6. Least require of hyperparameter tuning


| Parameter | Description | If Increased | If Decreased | When You Should Tune It |
|----------|-------------|--------------|--------------|---------------------------|
| **iterations** | Total number of boosting rounds. | More complex model; higher chance of overfitting but higher accuracy. | Simpler model; might underfit. | Tune together with learning_rate. Increase when learning_rate is small. |
| **learning_rate** | Step size per boosting round. | Faster learning but may overfit or become unstable. | Slower learning; requires more iterations but more stable. | Always tune. Lower lr + higher iterations gives best results. |
| **depth** | Maximum depth of trees; affects interaction modeling. | More complex trees; risk of overfitting. | Simpler model; less expressive. | Tune when underfitting/overfitting.

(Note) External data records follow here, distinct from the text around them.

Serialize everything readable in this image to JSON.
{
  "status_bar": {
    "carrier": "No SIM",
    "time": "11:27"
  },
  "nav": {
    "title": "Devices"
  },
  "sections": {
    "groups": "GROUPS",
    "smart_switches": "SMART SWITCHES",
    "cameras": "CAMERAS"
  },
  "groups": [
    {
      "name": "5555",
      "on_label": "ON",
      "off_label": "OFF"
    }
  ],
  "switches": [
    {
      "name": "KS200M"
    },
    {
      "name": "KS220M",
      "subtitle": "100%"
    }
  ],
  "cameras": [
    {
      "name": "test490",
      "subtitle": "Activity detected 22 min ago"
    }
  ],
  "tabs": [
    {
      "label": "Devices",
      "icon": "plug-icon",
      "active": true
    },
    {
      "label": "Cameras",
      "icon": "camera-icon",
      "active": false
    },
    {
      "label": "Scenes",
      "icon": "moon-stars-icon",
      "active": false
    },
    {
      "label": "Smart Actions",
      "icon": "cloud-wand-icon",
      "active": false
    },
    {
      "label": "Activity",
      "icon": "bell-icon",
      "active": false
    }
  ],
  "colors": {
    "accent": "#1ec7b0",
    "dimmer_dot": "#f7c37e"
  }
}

Usual range: 4–10. |
| **l2_leaf_reg** | L2 regularization on leaf weights (CatBoost’s only simple regularizer). | Stronger regularization → reduces variance. | Weaker regularization → more flexible but may overfit. | Tune if overfitting and depth/iterations already balanced. |
| **bagging_temperature** | Controls sampling randomness (0 = deterministic). | More randomness; can reduce overfitting. | Less randomness; more stable but might overfit. | Useful for large datasets or when overfitting. |
| **rsm** | Column sampling ratio per tree (feature subsampling). | Uses more features → more complex model. | More randomness → less overfitting; can speed training. | Tune for wide/high-dimensional datasets. |
| **leaf_estimation_iterations** | Number of gradient steps per leaf update. | More precise leaf estimation; slower but more accurate. | Faster but less accurate per tree. | Tune only for noisy or complex regression tasks. |
| **random_strength** | Randomness added to score when selecting splits. | More randomness → prevents overfitting. | More deterministic → possibly overfits. | Use when small dataset or overfitting. |
| **bootstrap_type** | Sampling method: Bayesian, Bernoulli, Poisson. | Affects robustness; some types fight overfitting more. | N/A | Tune mainly for imbalanced/large datasets. |
| **scale_pos_weight** | Weight for positive class (binary). | Improves recall for minority class. | Reduces sensitivity to minority class. | Quick alternative to class_weights for binary imbalance. |
| **auto_class_weights** | Automatic class weighting (“Balanced”). | Handles imbalance automatically. | No balancing. | When you want simple handling of imbalanced data. |


In [8]:
import pandas as pd
from catboost import CatBoostClassifier, Pool
from sklearn.model_selection import GridSearchCV, train_test_split
from sklearn.metrics import classification_report
from sklearn.preprocessing import LabelEncoder

# ==========================================
# 1. Data Preparation
# ==========================================
X = df.copy() 
y_raw = pd.read_csv("train_labels.csv")["damage_grade"]

le = LabelEncoder()
y = le.fit_transform(y_raw)

X_train, X_test, y_train, y_test = train_test_split(
    X, y, test_size=0.2, random_state=42, stratify=y
)

# ==========================================
# 2. Model Initialization
# ==========================================
cb = CatBoostClassifier(
    loss_function='MultiClass',
    random_seed=42,
    verbose=0,                 
    task_type='GPU',           
    devices='0'             
)

# ==========================================
# 3. Hyperparameter Grid Definition
# ==========================================
param_grid = {
    'iterations': [500, 1000],       # n_estimators
    'learning_rate': [0.1, 0.05],
    'depth': [6, 8],                 # very slow for deep trees
    'auto_class_weights': ['None', 'SqrtBalanced'], # usually more stable than 'Balanced'
}

# ==========================================
# 4. Grid Search Execution
# ==========================================
fit_params = {
    'cat_features': categorical_columns, 
    'early_stopping_rounds': 50,
    'verbose': 0
}

gs = GridSearchCV(
    estimator=cb,
    param_grid=param_grid,
    cv=3,
    scoring='f1_macro',
    n_jobs=1,
    verbose=2
)

print("Starting Hyperparameter Tuning with CatBoost...")
gs.fit(X_train, y_train, **fit_params)

# ==========================================
# 5. Results & Evaluation
# ==========================================
print(f"Best Parameters: {gs.best_params_}")
print(f"Best CV Score: {gs.best_score_:.4f}")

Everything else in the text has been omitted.